Jika itu terjadi, tentunya pihak-pihak yang merasa tersakiti tidak akan tinggal diam dan membawanya ke ranah hukum. Akibat kepercayaan terhadap aparat berwenang yang kurang, upaya persekusi atau intimidasi sewenang-wenang ini menjadi sebuah pilihan.
Persekusi menjadi pembicaraan hangat di berbagai media online maupun cetak di Indonesia pada awal bulan Juni 2017. Kasus penodaan agama dengan terdakwa Basuki Tjahaja Purnama atau Ahok menjadi pintu gerbang untuk kasus-kasus persekusi tersebut. Berbagai laporan mengenai pasal 28 ayat 2 UU ITE meningkat secara drastis setelah kejadian ini.
Setelah Ahok dinyatakan bersalah, tindakan persekusi dengan cara memburu akun-akun yang dianggap menghina agama atau ulama di media sosial semakin gencar dilakukan. Tak peduli pria maupun wanita, remaja ataupun dewasa, berbagai golongan menjadi sasaran tindakan ini.

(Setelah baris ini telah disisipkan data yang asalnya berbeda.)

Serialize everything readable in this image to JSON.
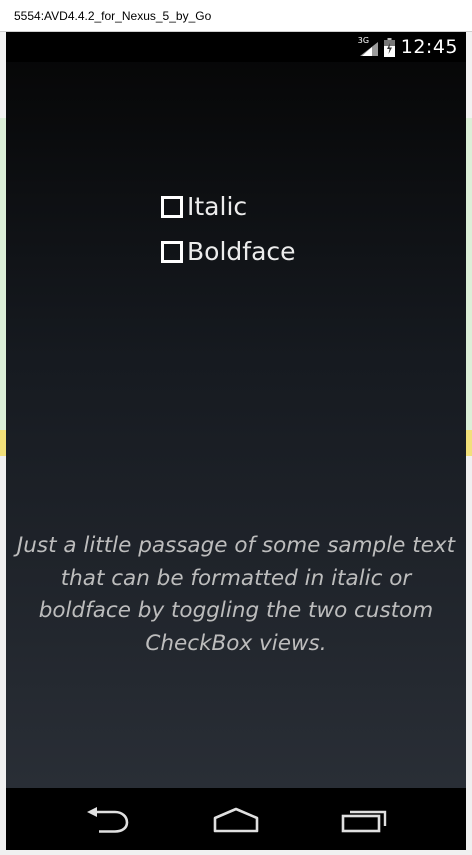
{
  "window": {
    "title": "5554:AVD4.4.2_for_Nexus_5_by_Go"
  },
  "status_bar": {
    "network_label": "3G",
    "time": "12:45",
    "icons": [
      "signal-icon",
      "battery-icon"
    ]
  },
  "checkboxes": [
    {
      "label": "Italic",
      "checked": false
    },
    {
      "label": "Boldface",
      "checked": false
    }
  ],
  "passage": "Just a little passage of some sample text that can be formatted in italic or boldface by toggling the two custom CheckBox views.",
  "nav_bar": {
    "icons": [
      "back-icon",
      "home-icon",
      "recent-apps-icon"
    ]
  },
  "colors": {
    "checkbox_border": "#ffffff",
    "label_text": "#ececec",
    "passage_text": "#bdbdbd"
  }
}
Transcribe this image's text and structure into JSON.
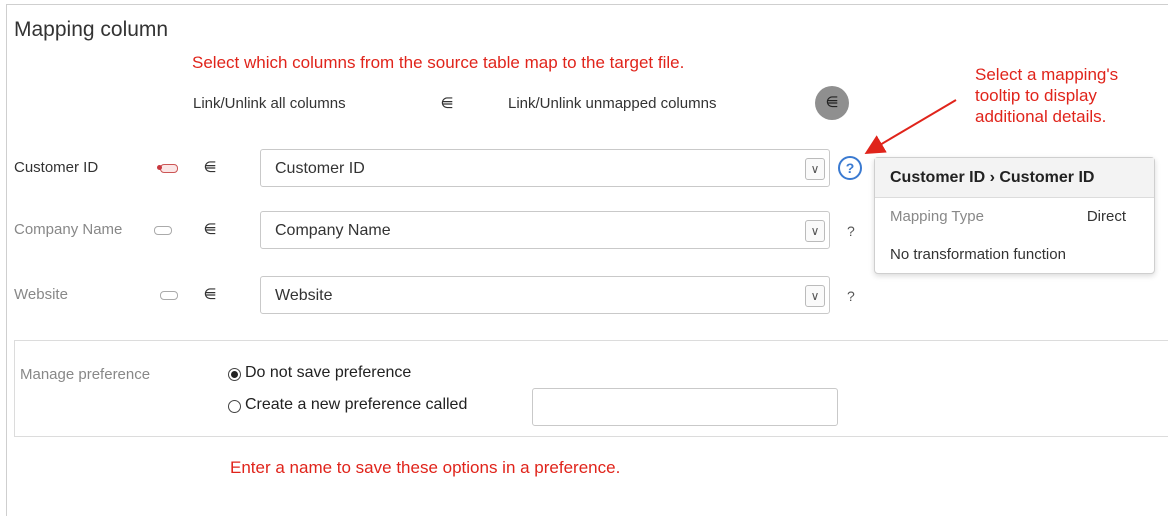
{
  "panel": {
    "title": "Mapping column"
  },
  "annotations": {
    "top": "Select which columns from the source table map to the target file.",
    "right_lines": [
      "Select a mapping's",
      "tooltip to display",
      "additional details."
    ],
    "bottom": "Enter a name to save these options in a preference."
  },
  "link_controls": {
    "link_all_label": "Link/Unlink all columns",
    "link_unmapped_label": "Link/Unlink unmapped columns"
  },
  "rows": [
    {
      "label": "Customer ID",
      "selected": "Customer ID",
      "help": "?"
    },
    {
      "label": "Company Name",
      "selected": "Company Name",
      "help": "?"
    },
    {
      "label": "Website",
      "selected": "Website",
      "help": "?"
    }
  ],
  "tooltip": {
    "header": "Customer ID › Customer ID",
    "type_label": "Mapping Type",
    "type_value": "Direct",
    "note": "No transformation function"
  },
  "preference": {
    "label": "Manage preference",
    "option_none": "Do not save preference",
    "option_new": "Create a new preference called",
    "name_value": ""
  },
  "colors": {
    "annotation": "#e0241b",
    "help_blue": "#3a7ad1"
  },
  "icons": {
    "plug": "plug-icon",
    "help": "help-circle-icon",
    "dropdown": "chevron-down-icon"
  }
}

Ada dua kasus persekusi yang sempat viral menjadi perbincangan di berbagai media. Kasus persekusi terhadap seorang pemuda berumur 15 tahun di kawasan Cipinang, Jakarta Timur dengan tuduhan telah mengolok-olok salah satu ormas beserta pimpinannya melalui unggahan di media sosial. Dan juga seorang ibu, dokter Rumah Sakit Umum Daerah Kota Solok yang diduga menjadi korban persekusi setelah menulis status di akun Facebook tentang pandangan dan pendapatnya mengenai kasus dugaan chat mesum pemimpin Front Pembela Islam.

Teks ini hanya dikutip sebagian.